The station of Saint-Laurent-en-Grandvaux
The Andelot-Champagnole general interest line was extended to St-Laurent-en-Grandvaux, and the Compagnie PLM station was opened in 1890. The Andelot-La Cluse line - which required the construction of a number of structures, including 18 viaducts and 36 tunnels - was completed in 1912. This was also the date when travelling by stagecoach stopped being practiced between St-Laurent-en-Grandvaux and St-Claude, as ensured by Louis Charnu. (PNRHJ - Collection patrimoine, “Heritage collection”)
From SAINT-LAURENT'S CENTRE, head up the village along "route de Genève" until you come to the roundabout and Saint-Laurent - the ridge (yellow waymarking).
The trail cuts across the parking lot and heads into the pasture. It takes a right-turn and ascends the grassy slope following along the Campsite. Continue through the pasture until you come to a path suitable for vehicles (former tram line) and follow this path until you reach les Maisonnettes.

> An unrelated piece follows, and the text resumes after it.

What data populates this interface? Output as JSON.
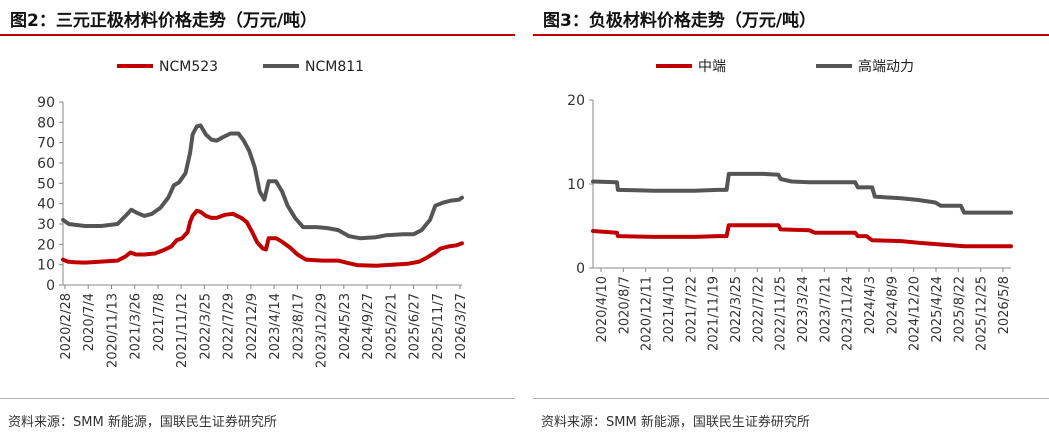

The path ascends to the right and passes under the railway tunnel. Continue your route through the pasture until you reach les Pierres. Cross the road and continue on the path at the bottom of the combe that will lead you to En Fouradon and then Les Cloisons.
The forest path heads to the right, past the source (metallic basin). At a crossroads, take the uphill path to the left towards les Jeannez, until you reach the hamlet.

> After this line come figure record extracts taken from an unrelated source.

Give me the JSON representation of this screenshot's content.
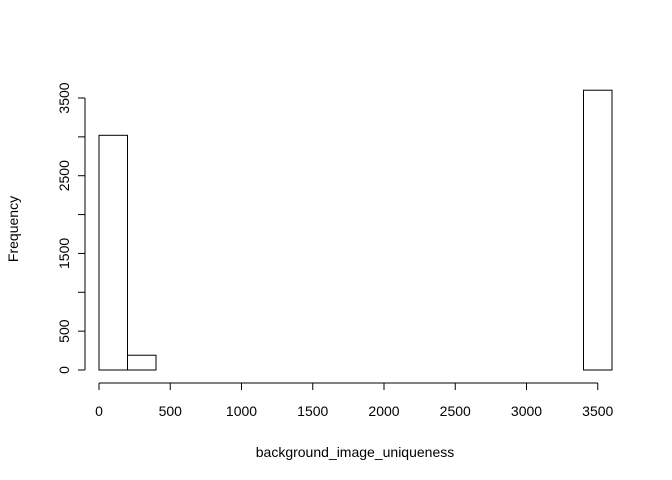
{
  "chart_data": {
    "type": "bar",
    "subtype": "histogram",
    "title": "",
    "xlabel": "background_image_uniqueness",
    "ylabel": "Frequency",
    "bin_width": 200,
    "bins": [
      {
        "start": 0,
        "end": 200,
        "count": 3020
      },
      {
        "start": 200,
        "end": 400,
        "count": 190
      },
      {
        "start": 400,
        "end": 600,
        "count": 0
      },
      {
        "start": 600,
        "end": 800,
        "count": 0
      },
      {
        "start": 800,
        "end": 1000,
        "count": 0
      },
      {
        "start": 1000,
        "end": 1200,
        "count": 0
      },
      {
        "start": 1200,
        "end": 1400,
        "count": 0
      },
      {
        "start": 1400,
        "end": 1600,
        "count": 0
      },
      {
        "start": 1600,
        "end": 1800,
        "count": 0
      },
      {
        "start": 1800,
        "end": 2000,
        "count": 0
      },
      {
        "start": 2000,
        "end": 2200,
        "count": 0
      },
      {
        "start": 2200,
        "end": 2400,
        "count": 0
      },
      {
        "start": 2400,
        "end": 2600,
        "count": 0
      },
      {
        "start": 2600,
        "end": 2800,
        "count": 0
      },
      {
        "start": 2800,
        "end": 3000,
        "count": 0
      },
      {
        "start": 3000,
        "end": 3200,
        "count": 0
      },
      {
        "start": 3200,
        "end": 3400,
        "count": 0
      },
      {
        "start": 3400,
        "end": 3600,
        "count": 3600
      }
    ],
    "x_ticks": [
      0,
      500,
      1000,
      1500,
      2000,
      2500,
      3000,
      3500
    ],
    "y_ticks": [
      0,
      500,
      1000,
      1500,
      2000,
      2500,
      3000,
      3500
    ],
    "y_tick_labels": [
      "0",
      "500",
      "",
      "1500",
      "",
      "2500",
      "",
      "3500"
    ],
    "xlim": [
      0,
      3600
    ],
    "ylim": [
      0,
      3600
    ],
    "grid": false,
    "legend": "none",
    "bar_fill": "#ffffff",
    "bar_stroke": "#000000"
  }
}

Then take the road opposite you towards les Poncets, located just below the D437.
The path branches off to the right and continues on to Salave de Vent via "rue du Vieux Chalet" (former cheese dairy to the left recognisable from the small loophole windows on its northern facade). Return to the D 437, and follow it around to the right for 20 m.
Turn right to cut through the hamlet. A wide path then follows along an allotment before opening out onto "Chemin de l’œuf".
"rue du Vatican" joins up with the D 678 and crosses the level crossing. Turn right immediately to head towards the train station. Return to the village centre via "rue Rouget de Lisle".
This trail passes through private property pastures with livestock and forest paths. To respect the owners and farmers granting you passage, and for the security of livestock and wild fauna, we ask that you remain on the waymarked paths. Use the adapted passageways to get across fencing and be sure to close gateways behind you. Lastly, please keep your dog on a lead if you have one.
Wild flowers are beautiful, they may be rare and protected and often wilt quickly. Do not pick them! They will delight the next hikers.
In case of forest works (felling, skidding, etc.), for your safety, know when to stop and turn around.